But it IS a feminist issue. Reaching my decision was really hard, and it meant pushing against a huge burden of societal (and family) expectation. People are genuinely surprised to hear I don’t want kids. They think I’ll change my mind down the road a bit, or regret it eventually. There’s an assumption that motherhood is what every woman wants. So if a woman finds herself feeling otherwise, she may end up feeling a bit like a freak.

I sometimes wonder how many women enter motherhood and really regret the decision. It’s a huge change to every aspect of life and its one we’re all expected to deal with easily. How awful to have the baby expecting the Huggies ad and then to realise that it is an endless, all-consuming slog with no real road map. I admire the women who do it, but I don’t want to be one of them.

That’s just it. Some women want to have children and it’s their main goal in life. Not me. I have things to do, ambitions to achieve, the world to see.

So that’s why I’m not having children.

I join the following famous women:
Oprah Winfrey
Katherine Hepburn
Germaine Greer
Gloria Steinem
Helen Mirren
Helen Clark (Prime Minister of New Zealand)
Julia Gillard (hopefully soon-to-be Deputy Prime Minister here in Australia)
Frida Kahlo
Ella Fitzgerald
Ayn Rand
Dorothy Parker
More in this list.

6 Replies to “No, I’m Not Having Children”

  1. “I sometimes wonder how many women enter motherhood and really regret the decision.”

    Count one here. Luckily she survived me, head intact. She’s okay. 🙂

    Love Helens Clark & Mirren. Go Julia!

  2. I have a lot of respect for people who really weigh the decision of having a child — I wish everyone who was planning a family would do it. And it blows that people would judge a woman who doesn’t want to have children. I have a cousin who had an unplanned pregnancy. She and her husband love their child despite not wanting children beforehand, but giving birth damn near killed her, and even she was apprehensive about telling people she didn’t want another. Society should not put that kind of pressure on women and couples.

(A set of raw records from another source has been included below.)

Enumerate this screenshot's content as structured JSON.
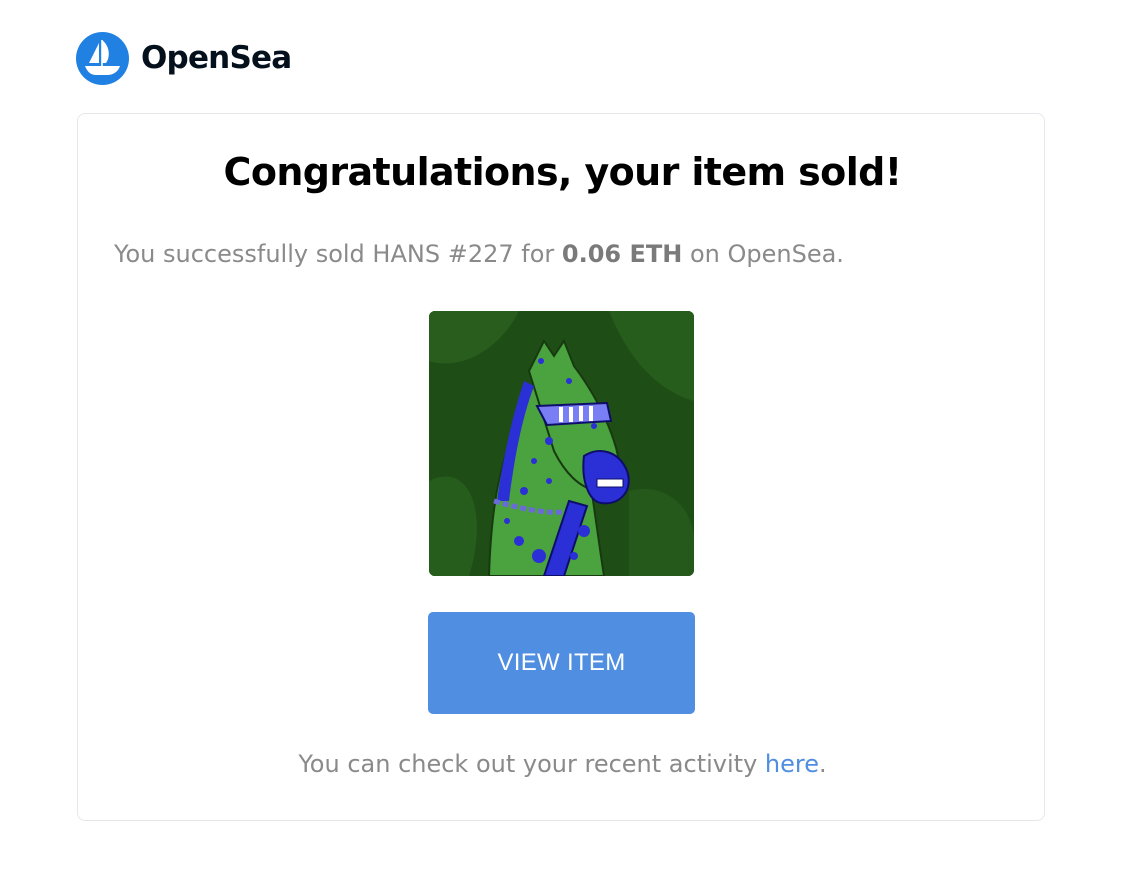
{
  "brand": {
    "name": "OpenSea",
    "logo_icon": "opensea-ship-icon",
    "logo_color": "#2081e2"
  },
  "email": {
    "title": "Congratulations, your item sold!",
    "summary": {
      "prefix": "You successfully sold HANS #227 for",
      "amount": "0.06 ETH",
      "suffix": "on OpenSea."
    },
    "item_image": {
      "subject": "green horse with blue spots wearing visor sunglasses and a chain necklace"
    },
    "cta": {
      "label": "VIEW ITEM",
      "color": "#4f8ee0"
    },
    "footer": {
      "prefix": "You can check out your recent activity",
      "link_label": "here",
      "suffix": "."
    }
  },
  "colors": {
    "muted_text": "#8a8a8a",
    "link": "#4f8ee0",
    "card_border": "#e5e8eb"
  }
}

  3. Thanks for your comments. The issue of regret is so hugely fraught with guilt, but it’s also something that is never discussed – mainly for the sake of the child. And yet it remains. I don’t even know if there’s counselling for women who feel they’ve made a mistake; perhaps the general view is that you’re a parent now so just get on with it. And of course many people simply adjust and learn to be happy.

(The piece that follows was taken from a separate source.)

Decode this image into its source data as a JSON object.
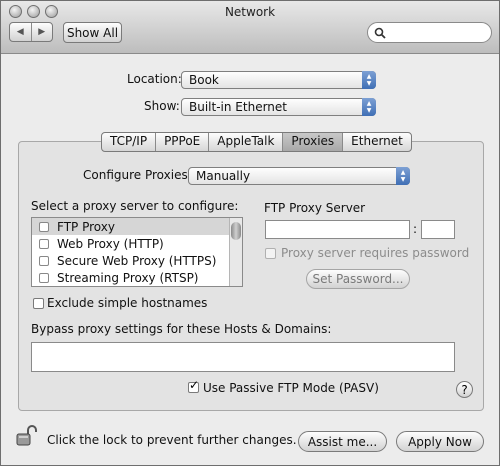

    I personally didn’t want to risk that regret, because it’s something I couldn’t undo.

    Chris, I’m glad your daughter is OK. Actually, I think most kids are oblivious to any parental ambivalence if it’s not made completely obvious. I’ve talked to so many parents who roll their eyes and complain, but then they say “Yeah, but you still love them.” And the kids are loved, in spite of everything.

    In any case, I am resolved to be the best-loved aunt, the one who spoils everybody rotten and then hands them back.

  4. This is smart and spot-on. Thanks for writing it. I’m in the childfree camp myself–and I, too, consider it a feminist decision in some ways. As you say, the matter of simply having the freedom to make the choice is huge and owes much to past feminists. And for me, while the decision is, at its core, more about me as a person than me as a woman, I am all too aware that there is far more pressure on women to make the “right” societal decisions in this arena — look forward to having children, have them, rejoice. Repeat.